3.C. Ensuring Data Integrity and Accuracy

Data collectors may promote data integrity and accuracy by:

  • making sure data providers understand the importance of the data; and
  • designing the data collection activity and training survey staff to respect the dignity of the respondents.

An important consideration in choosing data elements and the procedures to collect data is the quality of the data that will be received. Data integrity means that the information provided is complete and unchanging; data accuracy means that the information is correct.

Two issues are important in ensuring data integrity and accuracy. The first is the degree to which the data provider (usually the student or parent) supports the data collection. It is important for students and their parents to know if the data being requested are required by law or for the purposes of ensuring that certain services can be received by the child. It is important for parents to understand when failure to provide accurate and complete data may result in the denial of benefits (e.g., immunization records required to enroll a child in school). For most data elements or data collection forms, school officials should inform students and their parents why the data are important and how they will and will not be used. Written assurances of data confidentiality often alleviate concerns and elicit more cooperation, but not in all cases. Data collectors should be prepared to openly and thoroughly respond to hard questions raised by parents and privacy advocates.

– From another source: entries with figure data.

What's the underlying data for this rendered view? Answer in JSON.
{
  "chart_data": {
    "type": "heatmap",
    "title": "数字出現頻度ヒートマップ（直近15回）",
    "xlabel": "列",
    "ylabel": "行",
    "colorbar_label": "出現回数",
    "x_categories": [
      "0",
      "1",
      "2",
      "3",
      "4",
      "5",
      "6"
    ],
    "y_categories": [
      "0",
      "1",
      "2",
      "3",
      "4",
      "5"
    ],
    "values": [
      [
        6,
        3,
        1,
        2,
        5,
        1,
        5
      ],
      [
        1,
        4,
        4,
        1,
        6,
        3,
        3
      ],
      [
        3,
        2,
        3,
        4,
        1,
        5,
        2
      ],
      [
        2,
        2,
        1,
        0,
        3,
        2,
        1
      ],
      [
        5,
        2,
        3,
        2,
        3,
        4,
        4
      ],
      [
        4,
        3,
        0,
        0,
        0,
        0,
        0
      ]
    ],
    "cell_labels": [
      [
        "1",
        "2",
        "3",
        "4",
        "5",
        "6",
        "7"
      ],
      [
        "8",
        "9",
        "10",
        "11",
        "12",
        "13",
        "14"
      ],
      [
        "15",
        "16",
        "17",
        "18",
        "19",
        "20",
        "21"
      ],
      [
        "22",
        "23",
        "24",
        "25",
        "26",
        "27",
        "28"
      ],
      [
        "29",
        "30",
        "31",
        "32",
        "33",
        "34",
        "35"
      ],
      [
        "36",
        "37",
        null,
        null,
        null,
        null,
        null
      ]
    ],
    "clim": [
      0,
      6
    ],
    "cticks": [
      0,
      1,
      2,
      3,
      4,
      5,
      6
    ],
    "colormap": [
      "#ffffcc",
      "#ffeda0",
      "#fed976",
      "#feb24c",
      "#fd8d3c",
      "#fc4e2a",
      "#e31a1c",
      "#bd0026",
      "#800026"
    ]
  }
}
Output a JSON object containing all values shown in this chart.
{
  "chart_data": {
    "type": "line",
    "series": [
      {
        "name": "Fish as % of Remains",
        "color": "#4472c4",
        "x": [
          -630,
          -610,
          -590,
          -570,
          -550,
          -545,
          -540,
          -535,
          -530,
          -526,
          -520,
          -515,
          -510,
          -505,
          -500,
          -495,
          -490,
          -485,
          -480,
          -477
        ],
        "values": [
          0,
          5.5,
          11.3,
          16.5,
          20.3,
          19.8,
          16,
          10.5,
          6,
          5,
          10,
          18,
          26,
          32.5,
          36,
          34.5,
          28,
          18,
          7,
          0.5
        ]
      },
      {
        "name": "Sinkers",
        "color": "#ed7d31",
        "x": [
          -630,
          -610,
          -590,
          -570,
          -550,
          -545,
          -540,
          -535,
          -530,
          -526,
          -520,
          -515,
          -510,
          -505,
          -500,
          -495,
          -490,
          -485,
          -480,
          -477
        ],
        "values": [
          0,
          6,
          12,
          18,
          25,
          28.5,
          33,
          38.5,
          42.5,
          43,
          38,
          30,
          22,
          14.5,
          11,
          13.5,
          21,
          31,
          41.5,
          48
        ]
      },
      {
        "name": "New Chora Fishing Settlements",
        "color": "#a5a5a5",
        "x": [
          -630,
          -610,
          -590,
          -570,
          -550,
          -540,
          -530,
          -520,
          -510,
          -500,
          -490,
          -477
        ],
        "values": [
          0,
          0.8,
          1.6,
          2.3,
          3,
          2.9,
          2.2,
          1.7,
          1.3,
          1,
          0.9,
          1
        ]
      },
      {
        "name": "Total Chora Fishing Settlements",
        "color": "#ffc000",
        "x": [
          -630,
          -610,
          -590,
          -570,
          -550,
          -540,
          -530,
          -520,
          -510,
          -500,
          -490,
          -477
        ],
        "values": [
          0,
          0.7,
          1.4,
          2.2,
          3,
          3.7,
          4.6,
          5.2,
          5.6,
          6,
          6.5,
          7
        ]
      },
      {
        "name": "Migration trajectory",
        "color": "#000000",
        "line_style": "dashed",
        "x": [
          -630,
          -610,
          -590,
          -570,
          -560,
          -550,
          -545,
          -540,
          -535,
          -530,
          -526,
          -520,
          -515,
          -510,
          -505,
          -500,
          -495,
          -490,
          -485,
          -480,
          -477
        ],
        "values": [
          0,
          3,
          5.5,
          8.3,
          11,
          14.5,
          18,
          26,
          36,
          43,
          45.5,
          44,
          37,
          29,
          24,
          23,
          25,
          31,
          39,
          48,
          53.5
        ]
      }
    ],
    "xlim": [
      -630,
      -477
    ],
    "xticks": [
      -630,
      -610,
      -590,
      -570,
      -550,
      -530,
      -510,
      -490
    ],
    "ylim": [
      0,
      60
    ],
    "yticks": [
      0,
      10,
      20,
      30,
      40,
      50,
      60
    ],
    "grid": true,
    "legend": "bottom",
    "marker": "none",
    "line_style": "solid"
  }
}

A second issue that can affect data integrity and accuracy is the design of the data collection activity and the training provided to data collectors. Training is important for all staff who might be involved in collecting student information, regardless of the purposes. Such staff may include teachers, school secretaries, school nurses, guidance counselors, principals, and evaluators. Areas that should be included in staff training are:

  • the distinction between collecting data that are mandatory and those that are voluntary, and the options of the student or parent regarding provision of the data;
  • the ethical and legal responsibilities of staff to prevent unauthorized use or disclosure of data; and
  • the ways staff can obtain explanations or other help while collecting the data.

The training could focus on how the questions or requests for information may be stated by the staff person to ensure that the request is clear and the data can be collected consistently from all individuals. For instance, it is important for data collection procedures to ensure that parents and students have the opportunity to provide accurate answers regardless of their language, cultural, or educational backgrounds. Staff should be sensitive to and respectful of respondents’ privacy and their possible reluctance to answer a question. The information belongs to the individual; school personnel are just “borrowing” it.